Egged on by unlikely jokester Supreme Court Justice Elena Kagan, a well-endowed Harvard Law School alumnus recently made a $100,000 donation to his alma mater and suggested the school name a newly-constructed bathroom after him.
This week, the magnanimous donor was delighted to see Harvard Law unveil the "Falik Men's Room" in the newly constructed Wasserstein Hall, Above the Law reports.
Berkeley Law Prof. William Falik (yes, it's pronounced "phallic") told Above the Law the bathroom idea stemmed from a playful exchange he had with Justice Kagan, a former dean of Harvard Law School.
Falik met with Kagan several times to discuss an educational donation he planned to make in honor of his father's 100th birthday and eventually decided on donating $100,000 to Harvard Law School to establish a public interest fellowship.
As with most large-scale donations, Falik knew he would likely be given the right to name something at the school after his father, but realized that "with a name like 'Falik,' there are limited naming opportunities."
Luckily he had one successful naming under his belt already, the "Falik Gentlemen's Lounge" at Berkeley Repertory's Roda Theater, to which he'd made a previous donation.
Kagan encouraged Falik to reprise the gesture by lending his name to a Harvard bathroom.

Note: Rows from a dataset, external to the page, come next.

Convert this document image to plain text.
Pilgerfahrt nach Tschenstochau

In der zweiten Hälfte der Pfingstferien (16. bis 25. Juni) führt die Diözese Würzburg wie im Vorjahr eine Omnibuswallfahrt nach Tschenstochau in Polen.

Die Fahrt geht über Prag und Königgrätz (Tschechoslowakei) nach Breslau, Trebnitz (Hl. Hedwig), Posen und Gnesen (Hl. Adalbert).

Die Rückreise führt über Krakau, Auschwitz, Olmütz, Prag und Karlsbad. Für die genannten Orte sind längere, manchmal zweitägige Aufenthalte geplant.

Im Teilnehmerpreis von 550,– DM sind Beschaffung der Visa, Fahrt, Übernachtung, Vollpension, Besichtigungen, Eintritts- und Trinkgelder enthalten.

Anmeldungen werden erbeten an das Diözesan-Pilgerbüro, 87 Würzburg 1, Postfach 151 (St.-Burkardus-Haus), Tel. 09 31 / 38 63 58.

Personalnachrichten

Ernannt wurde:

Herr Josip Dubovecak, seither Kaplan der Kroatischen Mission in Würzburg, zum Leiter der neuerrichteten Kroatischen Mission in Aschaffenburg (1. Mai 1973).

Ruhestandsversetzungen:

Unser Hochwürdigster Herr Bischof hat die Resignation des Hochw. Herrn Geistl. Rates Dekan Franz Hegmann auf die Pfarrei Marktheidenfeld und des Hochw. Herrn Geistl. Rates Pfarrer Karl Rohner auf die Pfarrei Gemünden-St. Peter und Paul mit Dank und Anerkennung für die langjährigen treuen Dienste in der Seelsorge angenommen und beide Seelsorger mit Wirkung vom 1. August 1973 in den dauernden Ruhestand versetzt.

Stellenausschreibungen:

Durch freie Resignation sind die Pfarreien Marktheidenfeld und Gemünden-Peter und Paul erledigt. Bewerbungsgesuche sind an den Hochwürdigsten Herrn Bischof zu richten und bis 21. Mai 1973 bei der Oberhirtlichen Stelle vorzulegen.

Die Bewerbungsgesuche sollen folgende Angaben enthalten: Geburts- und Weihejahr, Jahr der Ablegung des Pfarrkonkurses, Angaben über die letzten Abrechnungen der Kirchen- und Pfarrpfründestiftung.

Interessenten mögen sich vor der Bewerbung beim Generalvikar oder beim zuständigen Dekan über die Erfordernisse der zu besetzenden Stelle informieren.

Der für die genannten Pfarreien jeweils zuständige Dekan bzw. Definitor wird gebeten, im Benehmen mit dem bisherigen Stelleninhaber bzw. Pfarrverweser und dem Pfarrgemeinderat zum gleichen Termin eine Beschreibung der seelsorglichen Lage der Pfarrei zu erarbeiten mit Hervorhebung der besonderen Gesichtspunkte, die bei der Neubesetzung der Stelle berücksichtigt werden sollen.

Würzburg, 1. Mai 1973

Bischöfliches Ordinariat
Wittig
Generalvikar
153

"Dean Kagan, who has a great sense of humor, liked the idea, but for reasons that I cannot articulate, the Falik Gentleman's Lounge moniker did not get through the chain of command at HLS," Falik told Above the Law editor Elie Mystal in an e-mail. "So alas, it is now the Falik Men's Room."
Steven Oliveira, the law school's dean of development and alumni relations, said they were happy to follow Falik's naming suggestion.
"We thought it was kind of tongue in-cheek and we were willing to do it," Oliveira told Inside Higher Ed.
Falik said he knows his father, who passed away at age 102 before the Falik Men's Room was unveiled, would have loved to see his name on its walls.
"Having lived with the last name Falik for 102 years, he got a great kick out of using the name in connection with men's rooms and gentlemen's lounges," Falik told the Daily Californian.
In establishing the Falik Men's Room, Harvard Law School demonstrated they have a better sense of humor than many other schools faced with similar bathroom naming proposals, according to Inside Higher Ed.
Venture capitalist Brad Feld was shocked when the Massachusetts Institute of Technology refused his offer to endow a bathroom on grounds it was inappropriate.
But Feld met no such opposition from the University of Colorado at Boulder, which gladly put Feld's name on a bathroom in the science building following a $25,000 donation.
"It wasn't something where we sat down and said, 'Gee, let's provide naming opportunities for bathrooms,' John Bennett, director of the university's Alliance for Technology, Learning & Society, told USA Today. "But I'm not the least bit embarrassed if that's what it takes to support programs."
Other schools are following UC Boulder's lead. Dixie State College of Utah recently offered to plaster donors' names on individual bathroom stalls in its musical theater in exchange for a $2,000 donation, according to USA Today.